In the middle of the large, two-room communal tent, old, donated pieces of furniture form a circle for a meeting. The atmosphere is damp and lived in. Books sit on rickety shelves. A poster hangs limply on the wall. "You can't ever have enough of things you don't need," it reads.

Tomorrow is eviction day. The protesters are due to be removed from the deserted UBS building they have occupied since 18 November. Later this week, the tents that for more than 100 nights have sat in the shadow of Wren's famous old cathedral will finally be cleared. Yet the mood inside the tent remains fierce and defiant.

Gathered from all walks of life, the Occupy demonstrators sit for their weekly meeting - perhaps their last. The meeting is scheduled to "activist time" (which turned out to be around 7.25pm).

Having made the mistake of asking who the chairman is, I am quickly walked through Occupy meeting protocol.

"Oh it's your first time? There is no chairman and be warned, things can get pretty heated inside the tent," a young, well-spoken resident of the "warm" UBS building tells me.

She runs us through the hand signals used within the group, which were optimistically introduced to aid fast and effective discussions. There's the swirling of the hands, which translates to "shut up you're rambling". With passionate minds leading conversations off-piste, it is used more than once...

Then comes a quick catch-up on the news from their brothers at Occupy Sheffield, including the idea of introducing pop-up occupations in different neighbourhoods if the main camp in London is forced to disband. There is also a nod to how their Northern counter-parts are effectively dealing with alcohol and violence around the camp, with a firmer no-tolerance attitude.

The minute-taker is designated - even anarchists need some order - and so talk turns to the looming removals.

Strategy talk is all well and good, but without a main campsite, Occupy's presence in the City will be greatly reduced.

Having lost their high-court battle against the City Of London Corporation last Wednesday, and having dropped a challenge to their eviction from the UBS building, the reality of the camp ending has become a stark reality.

No one says they will be leaving quietly. One enthusiastic protester pipes up to announce the song classes will be creating some catchy jingles to keep up morale come D-Day.

The protesters, many seasoned activists with a good working knowledge of the eviction process, also plot out their more practical strategies for the arrival of the bailiffs.

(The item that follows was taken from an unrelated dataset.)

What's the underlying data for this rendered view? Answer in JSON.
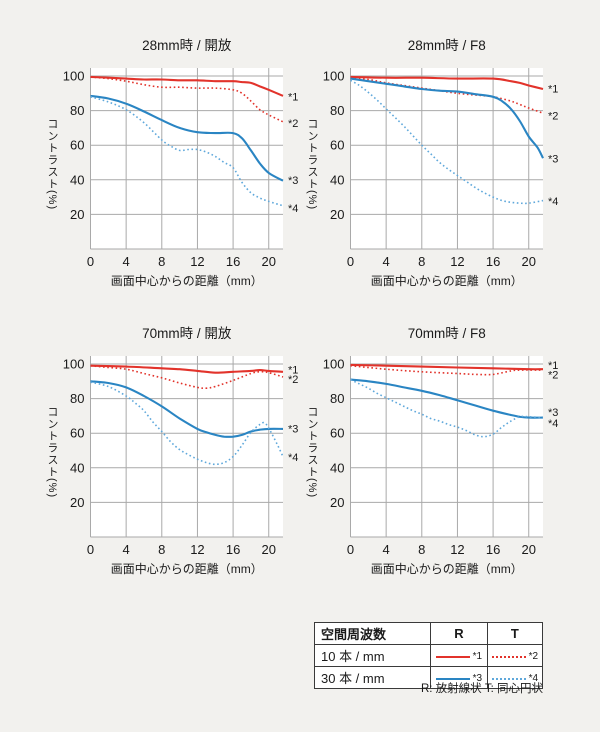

However, it's clear there is one thing they can't decide on - arrests.

While one man demands a list be put together of people who are willing to be arrested, and an Occupier from the LA movement tries to get her head around the UK bail system, another man stands up to ask why arrests are even being discussed.

"Surely no one will be arrested as they are not coming to move us, they are only moving our tents?" It's a good question.

Stuart Fraser, the City of London Corporation's policy chairman, recently said: "We took this action to clear the tents and equipment at St Paul's.

"We hope the protesters will now remove the tents voluntarily. If not, and subject to any appeal proceedings, we will be considering enforcement action as soon as possible.

''Lawful protests are a regular part of City life but tents, equipment and increasingly, quite a lot of mess is not what a highway is for and the public generally is losing out - as evidence before the court made clear.''

Technically there is no reason for arrests to be made, but that isn't stopping the Occupiers from being prepared. As I left the debate raged on. Young and old, the observable and the masked, the British and the foreign, united in their hatred of fat cats, bonuses, banks and everything therein.